There probably is a difference of outlook and values within this large group.

Many of the earlier, older boomers experienced childhood and parenting by those who went thru the great depression and deprivations of that and WW2.

Due to that, they doted on their children, some might say spoiled them, giving them the comforts that they themselves had been deprived of during the depression and wartime shortages.

The result was a bunch of self-absorbed boomers...narcissists and those whose parents shielded them from life's vagaries and responsibility for their actions.

Bill Clinton embodies the narcissism and G.W. Bush embodies the shielding from accountability.

I think the younger boomers exhibit less of those undesirable traits.

Finally, Generation Jones Acknowledged
Many of us born in the late 50's and early 60's have always know we are not boomers. It is refreshing to see that demographers are finally waking up to that fact. Obama may be a part of Generation Jones, but I don't think he reflects the generation.

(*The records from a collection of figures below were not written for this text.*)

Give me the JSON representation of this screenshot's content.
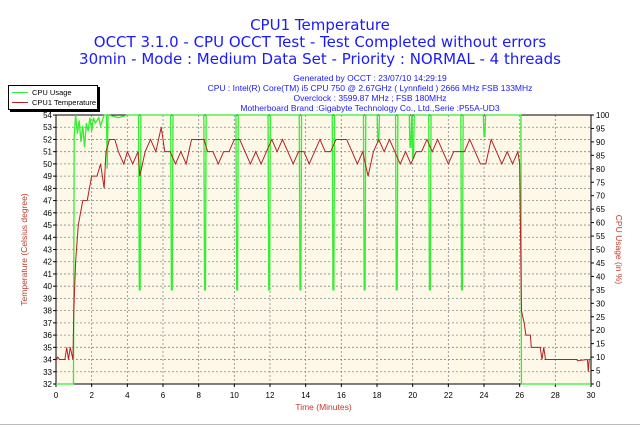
{
  "chart_data": {
    "type": "line",
    "title": "CPU1 Temperature",
    "subtitle_lines": [
      "OCCT 3.1.0 - CPU OCCT Test - Test Completed without errors",
      "30min - Mode : Medium Data Set - Priority : NORMAL - 4 threads"
    ],
    "info_lines": [
      "Generated by OCCT : 23/07/10 14:29:19",
      "CPU : Intel(R) Core(TM) i5 CPU 750 @ 2.67GHz ( Lynnfield ) 2666 MHz FSB 133MHz",
      "Overclock : 3599.87 MHz ; FSB 180MHz",
      "Motherboard Brand :Gigabyte Technology Co., Ltd.,Serie :P55A-UD3"
    ],
    "xlabel": "Time (Minutes)",
    "ylabel": "Temperature (Celsius degree)",
    "y2label": "CPU Usage (in %)",
    "xlim": [
      0,
      30
    ],
    "ylim": [
      32,
      54
    ],
    "y2lim": [
      0,
      100
    ],
    "xticks": [
      0,
      2,
      4,
      6,
      8,
      10,
      12,
      14,
      16,
      18,
      20,
      22,
      24,
      26,
      28,
      30
    ],
    "yticks": [
      32,
      33,
      34,
      35,
      36,
      37,
      38,
      39,
      40,
      41,
      42,
      43,
      44,
      45,
      46,
      47,
      48,
      49,
      50,
      51,
      52,
      53,
      54
    ],
    "y2ticks": [
      0,
      5,
      10,
      15,
      20,
      25,
      30,
      35,
      40,
      45,
      50,
      55,
      60,
      65,
      70,
      75,
      80,
      85,
      90,
      95,
      100
    ],
    "grid": true,
    "legend_position": "top-left",
    "colors": {
      "cpu_usage": "#33ee33",
      "temperature": "#b22222",
      "title": "#1a1aff",
      "axis_label": "#c0392b",
      "plot_bg": "#fdf8e8"
    },
    "series": [
      {
        "name": "CPU Usage",
        "axis": "right",
        "color": "#33ee33",
        "points": [
          [
            0,
            0
          ],
          [
            0.98,
            0
          ],
          [
            1.02,
            92
          ],
          [
            1.1,
            100
          ],
          [
            1.2,
            93
          ],
          [
            1.3,
            98
          ],
          [
            1.4,
            90
          ],
          [
            1.5,
            96
          ],
          [
            1.6,
            88
          ],
          [
            1.7,
            97
          ],
          [
            1.8,
            94
          ],
          [
            1.9,
            99
          ],
          [
            2.0,
            94
          ],
          [
            2.1,
            99
          ],
          [
            2.2,
            97
          ],
          [
            2.4,
            99
          ],
          [
            2.5,
            96
          ],
          [
            2.7,
            100
          ],
          [
            2.83,
            100
          ],
          [
            2.87,
            80
          ],
          [
            2.92,
            100
          ],
          [
            3.5,
            99
          ],
          [
            4.0,
            100
          ],
          [
            26.05,
            100
          ]
        ],
        "dips": [
          [
            4.67,
            35
          ],
          [
            6.47,
            35
          ],
          [
            8.33,
            35
          ],
          [
            10.13,
            35
          ],
          [
            11.93,
            35
          ],
          [
            13.68,
            35
          ],
          [
            15.53,
            35
          ],
          [
            17.28,
            35
          ],
          [
            18.05,
            90
          ],
          [
            19.08,
            35
          ],
          [
            19.85,
            88
          ],
          [
            20.0,
            84
          ],
          [
            20.94,
            35
          ],
          [
            22.74,
            35
          ],
          [
            24.0,
            92
          ]
        ],
        "end": [
          [
            26.07,
            100
          ],
          [
            26.1,
            0
          ],
          [
            30,
            0
          ]
        ]
      },
      {
        "name": "CPU1 Temperature",
        "axis": "left",
        "color": "#b22222",
        "points": [
          [
            0,
            34
          ],
          [
            0.1,
            34.2
          ],
          [
            0.2,
            34
          ],
          [
            0.5,
            34
          ],
          [
            0.6,
            35
          ],
          [
            0.7,
            34
          ],
          [
            0.8,
            35
          ],
          [
            0.95,
            34
          ],
          [
            1.0,
            38
          ],
          [
            1.1,
            42
          ],
          [
            1.25,
            45
          ],
          [
            1.5,
            47
          ],
          [
            1.75,
            47
          ],
          [
            2.0,
            49
          ],
          [
            2.3,
            49
          ],
          [
            2.5,
            50
          ],
          [
            2.7,
            48
          ],
          [
            2.8,
            51
          ],
          [
            3.0,
            52
          ],
          [
            3.3,
            52
          ],
          [
            3.5,
            51
          ],
          [
            3.8,
            50
          ],
          [
            4.0,
            51
          ],
          [
            4.3,
            50
          ],
          [
            4.6,
            51
          ],
          [
            4.7,
            49
          ],
          [
            5.0,
            51
          ],
          [
            5.3,
            52
          ],
          [
            5.6,
            51
          ],
          [
            5.9,
            53
          ],
          [
            6.1,
            51
          ],
          [
            6.4,
            51
          ],
          [
            6.7,
            50
          ],
          [
            7.0,
            51
          ],
          [
            7.3,
            50
          ],
          [
            7.6,
            52
          ],
          [
            8.0,
            52
          ],
          [
            8.3,
            52
          ],
          [
            8.5,
            51
          ],
          [
            8.8,
            51
          ],
          [
            9.1,
            50
          ],
          [
            9.4,
            51
          ],
          [
            9.7,
            51
          ],
          [
            10.0,
            52
          ],
          [
            10.3,
            52
          ],
          [
            10.6,
            51
          ],
          [
            10.9,
            50
          ],
          [
            11.2,
            51
          ],
          [
            11.5,
            50
          ],
          [
            11.8,
            51
          ],
          [
            12.1,
            52
          ],
          [
            12.4,
            51
          ],
          [
            12.7,
            52
          ],
          [
            13.0,
            51
          ],
          [
            13.3,
            50
          ],
          [
            13.6,
            51
          ],
          [
            13.9,
            51
          ],
          [
            14.2,
            50
          ],
          [
            14.5,
            51
          ],
          [
            14.8,
            52
          ],
          [
            15.1,
            51
          ],
          [
            15.4,
            51
          ],
          [
            15.7,
            52
          ],
          [
            16.0,
            52
          ],
          [
            16.3,
            52
          ],
          [
            16.6,
            51
          ],
          [
            16.9,
            50
          ],
          [
            17.2,
            51
          ],
          [
            17.5,
            49
          ],
          [
            17.8,
            51
          ],
          [
            18.1,
            52
          ],
          [
            18.4,
            51
          ],
          [
            18.7,
            52
          ],
          [
            19.0,
            51
          ],
          [
            19.3,
            50
          ],
          [
            19.6,
            51
          ],
          [
            19.9,
            50
          ],
          [
            20.2,
            51
          ],
          [
            20.5,
            51
          ],
          [
            20.8,
            52
          ],
          [
            21.1,
            51
          ],
          [
            21.4,
            52
          ],
          [
            21.7,
            51
          ],
          [
            22.0,
            50
          ],
          [
            22.3,
            51
          ],
          [
            22.6,
            51
          ],
          [
            22.9,
            51
          ],
          [
            23.2,
            52
          ],
          [
            23.5,
            51
          ],
          [
            23.8,
            50
          ],
          [
            24.1,
            50
          ],
          [
            24.4,
            52
          ],
          [
            24.7,
            51
          ],
          [
            25.0,
            50
          ],
          [
            25.3,
            51
          ],
          [
            25.6,
            50
          ],
          [
            25.9,
            51
          ],
          [
            26.0,
            50
          ],
          [
            26.05,
            44
          ],
          [
            26.1,
            38
          ],
          [
            26.25,
            37
          ],
          [
            26.35,
            36
          ],
          [
            26.6,
            36
          ],
          [
            26.65,
            35
          ],
          [
            27.15,
            35
          ],
          [
            27.25,
            34
          ],
          [
            27.35,
            35
          ],
          [
            27.45,
            34
          ],
          [
            29.2,
            34
          ],
          [
            29.25,
            33.9
          ],
          [
            29.8,
            34
          ],
          [
            29.85,
            33
          ],
          [
            29.9,
            34
          ],
          [
            30,
            34
          ]
        ]
      }
    ]
  }
}
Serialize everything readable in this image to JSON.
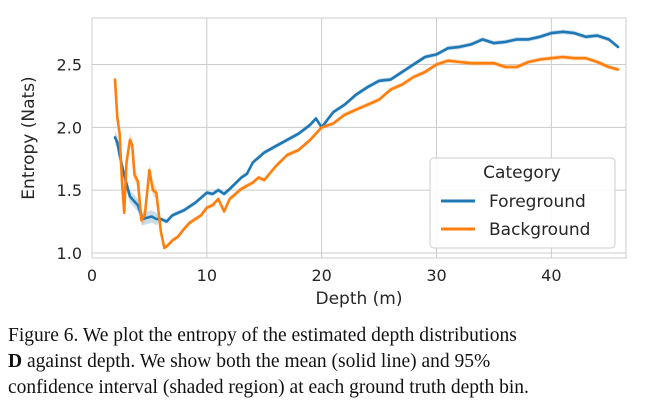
{
  "chart_data": {
    "type": "line",
    "xlabel": "Depth (m)",
    "ylabel": "Entropy (Nats)",
    "xlim": [
      0,
      46.5
    ],
    "ylim": [
      0.96,
      2.87
    ],
    "xticks": [
      "0",
      "10",
      "20",
      "30",
      "40"
    ],
    "yticks": [
      "1.0",
      "1.5",
      "2.0",
      "2.5"
    ],
    "grid": true,
    "legend": {
      "title": "Category",
      "placement": "lower-right"
    },
    "series": [
      {
        "name": "Foreground",
        "color": "#1f77b4",
        "x": [
          2.0,
          2.2,
          2.4,
          2.6,
          2.8,
          3.0,
          3.3,
          3.6,
          4.0,
          4.4,
          4.8,
          5.2,
          5.6,
          6.0,
          6.5,
          7.0,
          8.0,
          9.0,
          10.0,
          10.5,
          11.0,
          11.5,
          12.0,
          13.0,
          13.5,
          14.0,
          15.0,
          16.0,
          17.0,
          18.0,
          19.0,
          19.5,
          20.0,
          21.0,
          22.0,
          23.0,
          24.0,
          25.0,
          26.0,
          27.0,
          28.0,
          29.0,
          30.0,
          31.0,
          32.0,
          33.0,
          34.0,
          35.0,
          36.0,
          37.0,
          38.0,
          39.0,
          40.0,
          41.0,
          42.0,
          43.0,
          44.0,
          45.0,
          45.8
        ],
        "values": [
          1.92,
          1.88,
          1.78,
          1.7,
          1.62,
          1.55,
          1.45,
          1.42,
          1.38,
          1.27,
          1.28,
          1.29,
          1.27,
          1.27,
          1.25,
          1.3,
          1.34,
          1.4,
          1.48,
          1.47,
          1.5,
          1.47,
          1.51,
          1.6,
          1.63,
          1.72,
          1.8,
          1.85,
          1.9,
          1.95,
          2.02,
          2.07,
          2.0,
          2.12,
          2.18,
          2.26,
          2.32,
          2.37,
          2.38,
          2.44,
          2.5,
          2.56,
          2.58,
          2.63,
          2.64,
          2.66,
          2.7,
          2.67,
          2.68,
          2.7,
          2.7,
          2.72,
          2.75,
          2.76,
          2.75,
          2.72,
          2.73,
          2.7,
          2.64
        ]
      },
      {
        "name": "Background",
        "color": "#ff7f0e",
        "x": [
          2.0,
          2.2,
          2.4,
          2.6,
          2.8,
          3.0,
          3.3,
          3.5,
          3.7,
          4.0,
          4.3,
          4.6,
          5.0,
          5.3,
          5.6,
          6.0,
          6.3,
          6.6,
          7.0,
          7.5,
          8.0,
          8.5,
          9.0,
          9.5,
          10.0,
          10.5,
          11.0,
          11.5,
          12.0,
          13.0,
          14.0,
          14.5,
          15.0,
          16.0,
          17.0,
          18.0,
          19.0,
          19.5,
          20.0,
          21.0,
          22.0,
          23.0,
          24.0,
          25.0,
          26.0,
          27.0,
          28.0,
          29.0,
          30.0,
          31.0,
          32.0,
          33.0,
          34.0,
          35.0,
          36.0,
          37.0,
          38.0,
          39.0,
          40.0,
          41.0,
          42.0,
          43.0,
          44.0,
          45.0,
          45.8
        ],
        "values": [
          2.38,
          2.08,
          1.95,
          1.58,
          1.32,
          1.72,
          1.9,
          1.86,
          1.62,
          1.57,
          1.26,
          1.3,
          1.66,
          1.5,
          1.48,
          1.17,
          1.04,
          1.06,
          1.1,
          1.13,
          1.19,
          1.24,
          1.27,
          1.3,
          1.36,
          1.38,
          1.43,
          1.33,
          1.43,
          1.51,
          1.56,
          1.6,
          1.58,
          1.69,
          1.78,
          1.82,
          1.9,
          1.95,
          2.0,
          2.03,
          2.1,
          2.14,
          2.18,
          2.22,
          2.3,
          2.34,
          2.4,
          2.44,
          2.5,
          2.53,
          2.52,
          2.51,
          2.51,
          2.51,
          2.48,
          2.48,
          2.52,
          2.54,
          2.55,
          2.56,
          2.55,
          2.55,
          2.52,
          2.48,
          2.46
        ]
      }
    ]
  },
  "caption": {
    "line1": "Figure 6. We plot the entropy of the estimated depth distributions",
    "line2_bold": "D",
    "line2_rest": " against depth.  We show both the mean (solid line) and 95%",
    "line3": "confidence interval (shaded region) at each ground truth depth bin."
  }
}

Maybe my own experience has biased my opinion, but my experience leads me to believe Generation Jones is more conservative than Obama. I am not saying Generation Jones as a whole is Republican, but we saw the excesses of the boomers and moderated our behavior maybe not as teenages but certainly as adults. We were in elementary school when Martin Luther King was assasinated. We had the "not judging by the color of skin but by the content of character" color-blind philosophy drilled into our brains. This is why the PC phenomenon of "race and ethnicity is identity" has thrown us for a loop. Obama's race speech tried to bridge that gap, but sadly showed that Obama has been brainwashed by Wright's 60's mindset. As others have noted, Obama appears to be a man without an identity. He claimed to transcend race. That has proven false. He claimed not to be a boomer. Maybe by age he isn't, but his liberal mindset makes that claim questionable. I am not sure to which generation Obama belongs. Sadly, I don't think he knows either.